Zaman öğütücü, iki lafın belini kırmak için hazırlanmış, amacına kişiye yüklediği yoğunluk ve baskı nedeniyle asla izin vermemiş olan program. Gayya kuyusu,Ego zirvesi,Bir çeşit psiko-ayna.
:-)

Arzu dedi ki...

ruyacim hay agzina saglik :-) elbette aba amac iki lafin belini kirmak, amacina uygun davrananlar yok mu, elbette var. Lakin saydigim sekilde kafayi usutmus olanlar cogunlukta :-)

Adsız dedi ki...

İlk zamanların en büyük heyecanı, fakat zamanla listede "engellenenlerin" artığı, gereksiz ama vaz geçilmeyen bir makina.

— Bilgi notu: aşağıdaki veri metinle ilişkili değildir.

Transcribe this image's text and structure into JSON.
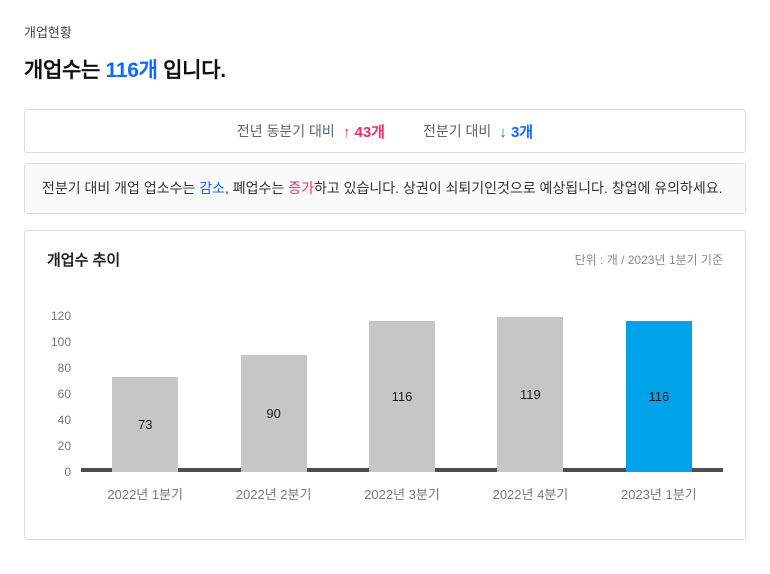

Bu arada; cam var mı cam? Cam aç?

:=)

Arzu dedi ki...

Sevgili örümcek, ya ben onu nasıl unutmuşum ! :-) "webcam var mi, cam ac" muhabbetini :-))) B

Ben zaten oldum olası görüntülü iletişim araçlarını sevmiyorum, mesela yeni çıkan görüntülü telefonları da öyle. Yani tel konuşucam diye giyinip saçımı mı taricam, evde tembellik yaparken :-)

Adsız dedi ki...

Ehehehe! Ya varya, aslında bunlar bu tür şeylere ihtiyaç duyan "iş adamları" için bence! Mesela annemler ilk zamanlar "ablanlarla görüşelim" diye başımın etini yiyordu. İkinci kez görüştüklerinde "Amaan ne konuşçem sen geç sıkıldım" dedi :))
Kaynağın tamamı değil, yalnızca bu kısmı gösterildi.